Fused deposition modelling: Current status, methodology, applications and future prospects

Fused deposition modelling (FDM) is an advanced 3D printing technique for the manufacture of plastic materials. The ease of use, prototyping accuracy and low cost makes it a widely used additive manufacturing technique. FDM creates 3D structures through the layer-by-layer melt-extrusion of a plastic filament. The production of a printed structure involves the generation of a digital design of the model by 3D design software and its execution by the printer until the complete model is reproduced. This review presents the current status of FDM, how to handle and operate FDM printers, industry standards of printing, the types of filaments that can be used, the postprocessing treatments, advantages, and limitations as well as an overview of the increasing application fields of FDM technology.

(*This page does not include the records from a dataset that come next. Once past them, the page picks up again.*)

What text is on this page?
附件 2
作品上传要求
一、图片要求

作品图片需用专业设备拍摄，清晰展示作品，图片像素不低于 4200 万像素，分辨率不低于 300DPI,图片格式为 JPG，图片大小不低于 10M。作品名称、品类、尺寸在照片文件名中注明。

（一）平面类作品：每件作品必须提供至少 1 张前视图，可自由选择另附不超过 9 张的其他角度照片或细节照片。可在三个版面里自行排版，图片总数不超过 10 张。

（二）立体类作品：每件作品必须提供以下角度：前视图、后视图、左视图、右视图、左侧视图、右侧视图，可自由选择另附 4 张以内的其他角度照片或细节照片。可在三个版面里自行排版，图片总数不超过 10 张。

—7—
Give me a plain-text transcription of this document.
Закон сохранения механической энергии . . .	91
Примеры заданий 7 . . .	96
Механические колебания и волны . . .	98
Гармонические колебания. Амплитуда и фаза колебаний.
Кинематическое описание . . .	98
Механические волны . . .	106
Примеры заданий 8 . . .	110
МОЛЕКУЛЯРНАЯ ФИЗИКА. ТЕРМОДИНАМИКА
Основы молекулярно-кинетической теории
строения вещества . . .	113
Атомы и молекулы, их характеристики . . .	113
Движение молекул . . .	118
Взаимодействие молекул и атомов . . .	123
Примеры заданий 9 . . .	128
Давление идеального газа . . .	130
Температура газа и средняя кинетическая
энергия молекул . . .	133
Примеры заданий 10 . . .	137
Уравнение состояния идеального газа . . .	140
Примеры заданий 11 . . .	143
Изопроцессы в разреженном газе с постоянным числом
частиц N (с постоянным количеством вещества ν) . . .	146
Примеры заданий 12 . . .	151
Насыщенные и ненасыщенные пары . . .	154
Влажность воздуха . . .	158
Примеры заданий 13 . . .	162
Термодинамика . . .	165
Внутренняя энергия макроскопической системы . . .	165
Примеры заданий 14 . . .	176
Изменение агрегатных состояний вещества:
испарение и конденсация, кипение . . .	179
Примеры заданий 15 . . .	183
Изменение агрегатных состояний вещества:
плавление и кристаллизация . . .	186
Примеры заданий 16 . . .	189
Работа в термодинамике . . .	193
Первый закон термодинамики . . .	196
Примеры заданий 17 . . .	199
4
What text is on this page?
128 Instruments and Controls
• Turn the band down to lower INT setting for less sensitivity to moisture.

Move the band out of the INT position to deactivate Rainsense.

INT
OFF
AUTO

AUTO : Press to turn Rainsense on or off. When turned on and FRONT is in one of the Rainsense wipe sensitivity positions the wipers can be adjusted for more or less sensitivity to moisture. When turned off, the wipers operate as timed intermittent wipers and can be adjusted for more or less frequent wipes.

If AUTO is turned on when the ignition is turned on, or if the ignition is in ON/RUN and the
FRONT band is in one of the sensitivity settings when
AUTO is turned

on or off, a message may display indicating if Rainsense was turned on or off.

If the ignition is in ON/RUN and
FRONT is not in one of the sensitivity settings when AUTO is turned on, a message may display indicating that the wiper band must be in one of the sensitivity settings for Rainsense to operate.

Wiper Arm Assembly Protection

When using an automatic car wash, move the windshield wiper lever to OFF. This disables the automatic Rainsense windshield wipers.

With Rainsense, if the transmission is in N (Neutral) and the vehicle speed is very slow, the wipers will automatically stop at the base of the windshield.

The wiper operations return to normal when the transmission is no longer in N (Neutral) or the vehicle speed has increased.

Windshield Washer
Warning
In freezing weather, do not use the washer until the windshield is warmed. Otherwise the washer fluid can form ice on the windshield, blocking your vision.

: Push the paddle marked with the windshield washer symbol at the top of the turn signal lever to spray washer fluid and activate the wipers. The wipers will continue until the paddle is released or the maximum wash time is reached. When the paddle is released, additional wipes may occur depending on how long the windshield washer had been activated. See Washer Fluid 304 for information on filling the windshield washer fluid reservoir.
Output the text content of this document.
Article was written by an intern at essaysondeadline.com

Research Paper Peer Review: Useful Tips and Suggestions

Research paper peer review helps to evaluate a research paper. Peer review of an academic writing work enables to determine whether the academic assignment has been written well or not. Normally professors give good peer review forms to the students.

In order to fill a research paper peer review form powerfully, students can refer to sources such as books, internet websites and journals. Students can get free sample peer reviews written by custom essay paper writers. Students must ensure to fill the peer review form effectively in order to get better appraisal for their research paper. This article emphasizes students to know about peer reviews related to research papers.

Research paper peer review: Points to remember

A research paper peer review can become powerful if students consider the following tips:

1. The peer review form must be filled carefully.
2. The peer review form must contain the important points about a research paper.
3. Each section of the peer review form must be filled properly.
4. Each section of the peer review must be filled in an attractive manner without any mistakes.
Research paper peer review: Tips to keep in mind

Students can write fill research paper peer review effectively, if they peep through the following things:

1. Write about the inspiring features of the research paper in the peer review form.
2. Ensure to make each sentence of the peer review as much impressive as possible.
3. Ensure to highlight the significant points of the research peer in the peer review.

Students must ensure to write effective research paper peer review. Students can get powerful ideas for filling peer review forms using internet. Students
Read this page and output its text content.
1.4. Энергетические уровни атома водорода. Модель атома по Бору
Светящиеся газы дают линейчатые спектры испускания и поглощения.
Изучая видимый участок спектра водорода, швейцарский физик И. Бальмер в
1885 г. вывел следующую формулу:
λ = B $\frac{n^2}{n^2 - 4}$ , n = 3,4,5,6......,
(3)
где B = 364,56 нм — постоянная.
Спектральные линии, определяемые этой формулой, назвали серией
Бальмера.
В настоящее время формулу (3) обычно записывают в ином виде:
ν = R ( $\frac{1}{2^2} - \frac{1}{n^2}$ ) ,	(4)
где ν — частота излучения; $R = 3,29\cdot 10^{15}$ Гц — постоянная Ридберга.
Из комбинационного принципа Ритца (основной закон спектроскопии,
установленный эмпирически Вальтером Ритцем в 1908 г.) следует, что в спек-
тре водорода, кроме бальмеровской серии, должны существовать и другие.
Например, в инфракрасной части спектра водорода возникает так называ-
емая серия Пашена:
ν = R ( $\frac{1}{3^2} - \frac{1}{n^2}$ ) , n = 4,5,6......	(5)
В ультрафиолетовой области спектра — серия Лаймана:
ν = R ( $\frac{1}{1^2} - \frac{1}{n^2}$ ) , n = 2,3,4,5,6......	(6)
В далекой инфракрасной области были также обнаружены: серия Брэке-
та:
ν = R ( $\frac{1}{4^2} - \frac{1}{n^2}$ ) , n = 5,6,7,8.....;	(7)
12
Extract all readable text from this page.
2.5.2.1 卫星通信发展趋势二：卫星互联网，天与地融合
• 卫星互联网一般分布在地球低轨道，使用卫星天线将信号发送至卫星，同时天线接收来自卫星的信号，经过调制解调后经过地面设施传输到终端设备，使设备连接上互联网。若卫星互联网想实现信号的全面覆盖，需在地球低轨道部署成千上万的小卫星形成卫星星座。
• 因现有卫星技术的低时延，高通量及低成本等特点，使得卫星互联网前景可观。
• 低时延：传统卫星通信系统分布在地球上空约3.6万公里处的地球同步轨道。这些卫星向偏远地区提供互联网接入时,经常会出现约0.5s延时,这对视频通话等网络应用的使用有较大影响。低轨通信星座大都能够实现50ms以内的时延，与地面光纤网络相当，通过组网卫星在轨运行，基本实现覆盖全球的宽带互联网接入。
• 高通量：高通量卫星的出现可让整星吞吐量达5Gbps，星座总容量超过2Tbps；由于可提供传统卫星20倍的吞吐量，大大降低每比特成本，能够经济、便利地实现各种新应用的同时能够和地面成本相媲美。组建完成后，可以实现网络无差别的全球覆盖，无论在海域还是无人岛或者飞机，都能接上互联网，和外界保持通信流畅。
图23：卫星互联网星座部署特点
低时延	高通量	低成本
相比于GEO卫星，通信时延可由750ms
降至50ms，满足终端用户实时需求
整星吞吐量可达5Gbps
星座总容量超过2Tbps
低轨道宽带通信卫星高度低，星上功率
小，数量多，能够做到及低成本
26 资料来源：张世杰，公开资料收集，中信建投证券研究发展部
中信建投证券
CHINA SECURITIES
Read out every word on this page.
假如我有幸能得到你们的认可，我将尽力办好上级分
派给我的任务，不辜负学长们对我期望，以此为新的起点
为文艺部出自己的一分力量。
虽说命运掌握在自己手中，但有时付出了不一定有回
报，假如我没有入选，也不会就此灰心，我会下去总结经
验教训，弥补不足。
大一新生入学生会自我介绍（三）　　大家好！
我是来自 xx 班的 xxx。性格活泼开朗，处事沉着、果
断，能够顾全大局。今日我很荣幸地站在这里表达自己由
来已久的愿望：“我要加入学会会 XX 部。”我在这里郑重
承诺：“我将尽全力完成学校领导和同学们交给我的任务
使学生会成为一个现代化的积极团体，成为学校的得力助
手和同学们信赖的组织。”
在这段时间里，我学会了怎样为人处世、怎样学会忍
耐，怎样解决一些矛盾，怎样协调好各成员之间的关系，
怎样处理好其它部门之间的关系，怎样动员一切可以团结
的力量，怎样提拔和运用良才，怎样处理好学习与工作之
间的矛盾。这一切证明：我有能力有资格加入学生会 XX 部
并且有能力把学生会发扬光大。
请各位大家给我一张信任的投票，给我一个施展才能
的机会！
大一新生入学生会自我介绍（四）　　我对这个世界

The application areas of FDM are endless, including biomedicine, construction, automotive, aerospace, acoustics, textiles, and occupational therapy amongst others. Even during the current Coronavirus disease (COVID-19) pandemic, FDM has helped to fabricate face masks, ventilators and respiratory systems, respiratory valves, and nasopharyngeal swabs for COVID-19 diagnosis. FDM 3D and 4D printing can produce polymeric and composite structures of various designs, and compositions in a range of materials according to the desired application. The review concludes by discussing the future prospects for FDM.

Automated summary

Fused deposition modelling (FDM) is an advanced 3D printing technique that creates 3D structures through layer-by-layer melt-extrusion of plastic filament. Widely used in various industries such as biomedicine, construction, automotive, aerospace, and more, FDM is known for its ease of use, prototyping accuracy, and low cost.